We found that studies in experimental animals provide relatively consistent evidence that PM2.5-induced respiratory responses are mediated by a neural pathway, and demonstrated essentiality of multiple early key events. ROS appear to be the primary signal for generating the neural response, as antioxidants and free radical scavengers abolish PM2.5-induced lung reflex responses. Studies also showed consistent evidence that activation of TRPA1 and TRPV1 ion channels and associated pro-inflammatory responses are essential key events in the proposed MoA for respiratory effects. The results are also consistent with the postulated temporality of the key events in the MoA. The evidence across the experimental studies is concordant and indicates that neural reflex activation through stimulation of TRP ion channels is a biologically plausible MoA by which PM2.5 could cause respiratory morbidities.

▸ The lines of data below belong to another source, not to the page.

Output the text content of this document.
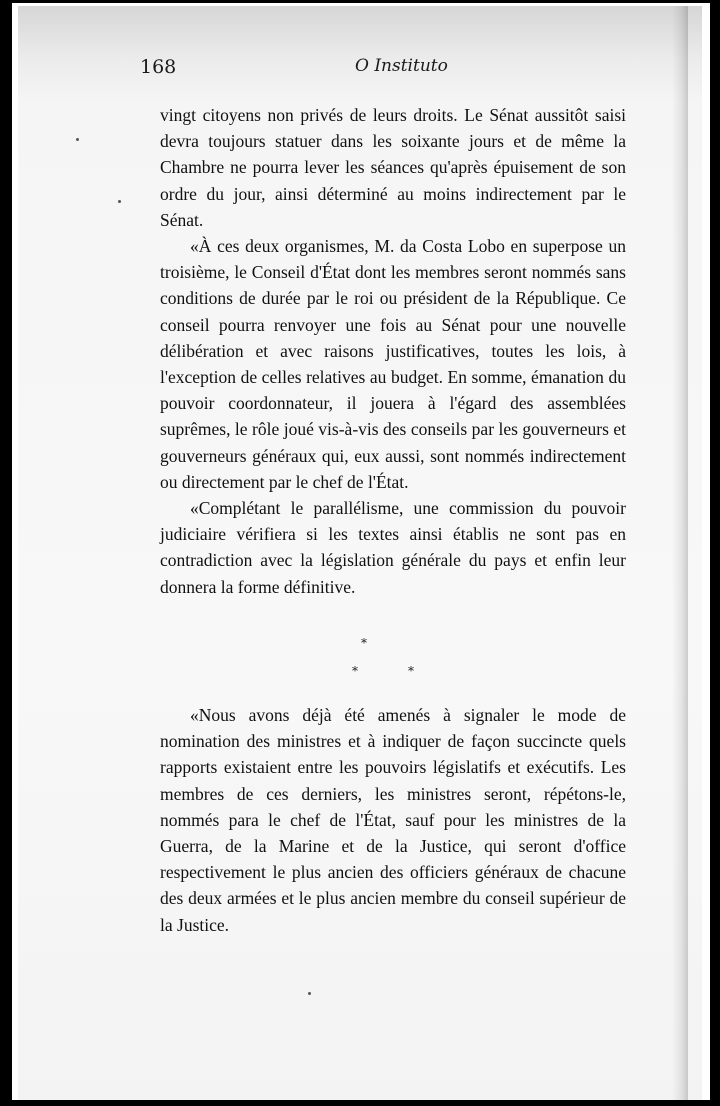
168	O Instituto

vingt citoyens non privés de leurs droits. Le Sénat aussitôt saisi devra toujours statuer dans les soixante jours et de même la Chambre ne pourra lever les séances qu'après épuisement de son ordre du jour, ainsi déterminé au moins indirectement par le Sénat.

«À ces deux organismes, M. da Costa Lobo en superpose un troisième, le Conseil d'État dont les membres seront nommés sans conditions de durée par le roi ou président de la République. Ce conseil pourra renvoyer une fois au Sénat pour une nouvelle délibération et avec raisons justificatives, toutes les lois, à l'exception de celles relatives au budget. En somme, émanation du pouvoir coordonnateur, il jouera à l'égard des assemblées suprêmes, le rôle joué vis-à-vis des conseils par les gouverneurs et gouverneurs généraux qui, eux aussi, sont nommés indirectement ou directement par le chef de l'État.

«Complétant le parallélisme, une commission du pouvoir judiciaire vérifiera si les textes ainsi établis ne sont pas en contradiction avec la législation générale du pays et enfin leur donnera la forme définitive.

*
*	*

«Nous avons déjà été amenés à signaler le mode de nomination des ministres et à indiquer de façon succincte quels rapports existaient entre les pouvoirs législatifs et exécutifs. Les membres de ces derniers, les ministres seront, répétons-le, nommés para le chef de l'État, sauf pour les ministres de la Guerra, de la Marine et de la Justice, qui seront d'office respectivement le plus ancien des officiers généraux de chacune des deux armées et le plus ancien membre du conseil supérieur de la Justice.
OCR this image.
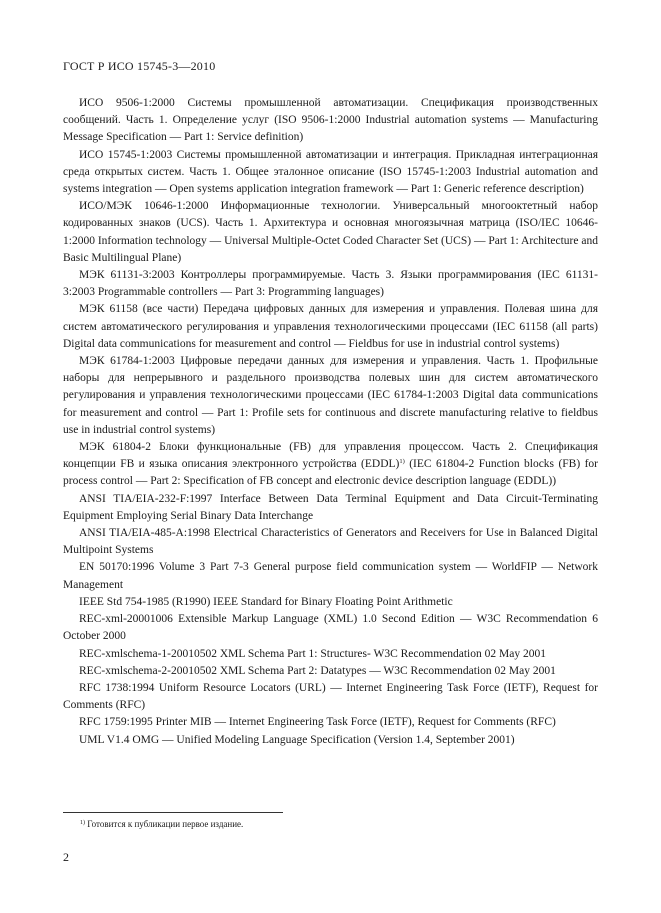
ГОСТ Р ИСО 15745-3—2010

ИСО 9506-1:2000 Системы промышленной автоматизации. Спецификация производственных сообщений. Часть 1. Определение услуг (ISO 9506-1:2000 Industrial automation systems — Manufacturing Message Specification — Part 1: Service definition)

ИСО 15745-1:2003 Системы промышленной автоматизации и интеграция. Прикладная интеграционная среда открытых систем. Часть 1. Общее эталонное описание (ISO 15745-1:2003 Industrial automation and systems integration — Open systems application integration framework — Part 1: Generic reference description)

ИСО/МЭК 10646-1:2000 Информационные технологии. Универсальный многооктетный набор кодированных знаков (UCS). Часть 1. Архитектура и основная многоязычная матрица (ISO/IEC 10646-1:2000 Information technology — Universal Multiple-Octet Coded Character Set (UCS) — Part 1: Architecture and Basic Multilingual Plane)

МЭК 61131-3:2003 Контроллеры программируемые. Часть 3. Языки программирования (IEC 61131-3:2003 Programmable controllers — Part 3: Programming languages)

МЭК 61158 (все части) Передача цифровых данных для измерения и управления. Полевая шина для систем автоматического регулирования и управления технологическими процессами (IEC 61158 (all parts) Digital data communications for measurement and control — Fieldbus for use in industrial control systems)

МЭК 61784-1:2003 Цифровые передачи данных для измерения и управления. Часть 1. Профильные наборы для непрерывного и раздельного производства полевых шин для систем автоматического регулирования и управления технологическими процессами (IEC 61784-1:2003 Digital data communications for measurement and control — Part 1: Profile sets for continuous and discrete manufacturing relative to fieldbus use in industrial control systems)

МЭК 61804-2 Блоки функциональные (FB) для управления процессом. Часть 2. Спецификация концепции FB и языка описания электронного устройства (EDDL)$^{1)}$ (IEC 61804-2 Function blocks (FB) for process control — Part 2: Specification of FB concept and electronic device description language (EDDL))

ANSI TIA/EIA-232-F:1997 Interface Between Data Terminal Equipment and Data Circuit-Terminating Equipment Employing Serial Binary Data Interchange

ANSI TIA/EIA-485-A:1998 Electrical Characteristics of Generators and Receivers for Use in Balanced Digital Multipoint Systems

EN 50170:1996 Volume 3 Part 7-3 General purpose field communication system — WorldFIP — Network Management

IEEE Std 754-1985 (R1990) IEEE Standard for Binary Floating Point Arithmetic

REC-xml-20001006 Extensible Markup Language (XML) 1.0 Second Edition — W3C Recommendation 6 October 2000

REC-xmlschema-1-20010502 XML Schema Part 1: Structures- W3C Recommendation 02 May 2001

REC-xmlschema-2-20010502 XML Schema Part 2: Datatypes — W3C Recommendation 02 May 2001

RFC 1738:1994 Uniform Resource Locators (URL) — Internet Engineering Task Force (IETF), Request for Comments (RFC)

RFC 1759:1995 Printer MIB — Internet Engineering Task Force (IETF), Request for Comments (RFC)

UML V1.4 OMG — Unified Modeling Language Specification (Version 1.4, September 2001)

$^{1)}$ Готовится к публикации первое издание.
2
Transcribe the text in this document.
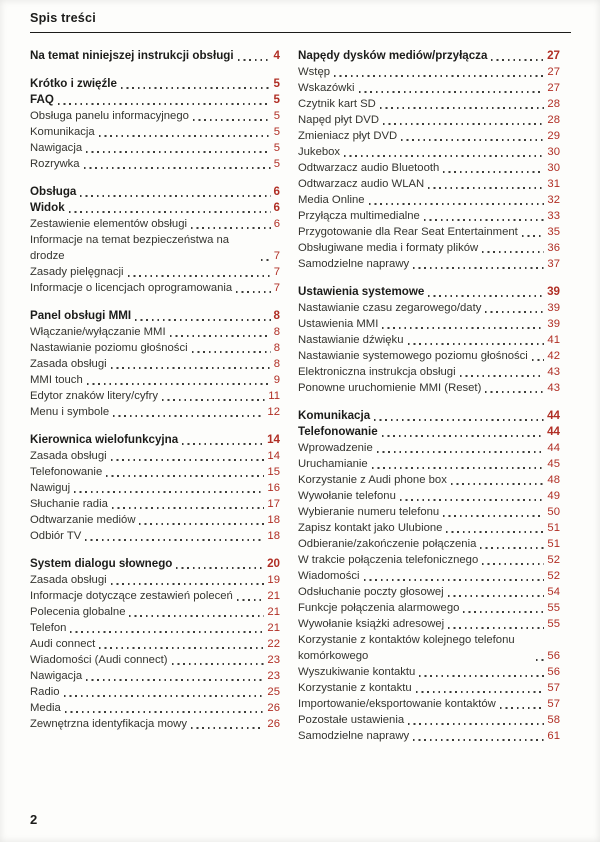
Spis treści
Na temat niniejszej instrukcji obsługi	4
Krótko i zwięźle	5
FAQ	5
Obsługa panelu informacyjnego	5
Komunikacja	5
Nawigacja	5
Rozrywka	5
Obsługa	6
Widok	6
Zestawienie elementów obsługi	6
Informacje na temat bezpieczeństwa na drodze	7
Zasady pielęgnacji	7
Informacje o licencjach oprogramowania	7
Panel obsługi MMI	8
Włączanie/wyłączanie MMI	8
Nastawianie poziomu głośności	8
Zasada obsługi	8
MMI touch	9
Edytor znaków litery/cyfry	11
Menu i symbole	12
Kierownica wielofunkcyjna	14
Zasada obsługi	14
Telefonowanie	15
Nawiguj	16
Słuchanie radia	17
Odtwarzanie mediów	18
Odbiór TV	18
System dialogu słownego	20
Zasada obsługi	19
Informacje dotyczące zestawień poleceń	21
Polecenia globalne	21
Telefon	21
Audi connect	22
Wiadomości (Audi connect)	23
Nawigacja	23
Radio	25
Media	26
Zewnętrzna identyfikacja mowy	26
Napędy dysków mediów/przyłącza	27
Wstęp	27
Wskazówki	27
Czytnik kart SD	28
Napęd płyt DVD	28
Zmieniacz płyt DVD	29
Jukebox	30
Odtwarzacz audio Bluetooth	30
Odtwarzacz audio WLAN	31
Media Online	32
Przyłącza multimedialne	33
Przygotowanie dla Rear Seat Entertainment	35
Obsługiwane media i formaty plików	36
Samodzielne naprawy	37
Ustawienia systemowe	39
Nastawianie czasu zegarowego/daty	39
Ustawienia MMI	39
Nastawianie dźwięku	41
Nastawianie systemowego poziomu głośności 42
Elektroniczna instrukcja obsługi	43
Ponowne uruchomienie MMI (Reset)	43
Komunikacja	44
Telefonowanie	44
Wprowadzenie	44
Uruchamianie	45
Korzystanie z Audi phone box	48
Wywołanie telefonu	49
Wybieranie numeru telefonu	50
Zapisz kontakt jako Ulubione	51
Odbieranie/zakończenie połączenia	51
W trakcie połączenia telefonicznego	52
Wiadomości	52
Odsłuchanie poczty głosowej	54
Funkcje połączenia alarmowego	55
Wywołanie książki adresowej	55
Korzystanie z kontaktów kolejnego telefonu komórkowego	56
Wyszukiwanie kontaktu	56
Korzystanie z kontaktu	57
Importowanie/eksportowanie kontaktów	57
Pozostałe ustawienia	58
Samodzielne naprawy	61
2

Exposure-response relationships and thresholds for the key events cannot be determined, as the majority of studies used only one exposure level that was much higher than environmentally-relevant exposures that have been shown to be associated with total mortality in epidemiology studies. Because of this, the human relevance of the key events in the proposed MoA is unclear. Further studies evaluating exposure-response relationships and chronic exposures, with an emphasis on relating the findings to typical exposures in humans, are needed to address data gaps.

The studies that evaluated cardiovascular endpoints provide inconsistent evidence for a role of the proposed MoA. Evidence from these studies suggests that vagal signaling through TRP receptor activation may regulate certain PM2.5-induced changes in cardiovascular function, but other cardiovascular effects may not be mediated through this MoA, suggesting that a different MoA may be more plausible.

We conclude that, based on the currently available experimental evidence, neural reflex activation is a biologically plausible MoA by which PM2.5 can cause respiratory and certain cardiovascular morbidities in experimental animal models and may be relevant to humans when exposed to extremely high peak levels of PM2.5, but further studies are needed to determine whether this occurs in humans exposed to typical ambient PM2.5 concentrations.

Disclosure statement

All of the authors are employed by Gradient, an independent environmental risk science consulting firm. The work reported in this paper was conducted during the normal course of employment, with financial support from the American Petroleum Institute (API) and was reviewed by members of API while in preparation. This paper is the professional work product of the authors, and the opinions and conclusions within are not necessarily those of their employers or the financial sponsor of the work.

Data availability statement

Data sharing is not applicable to this article as no new data were created or analyzed in this study.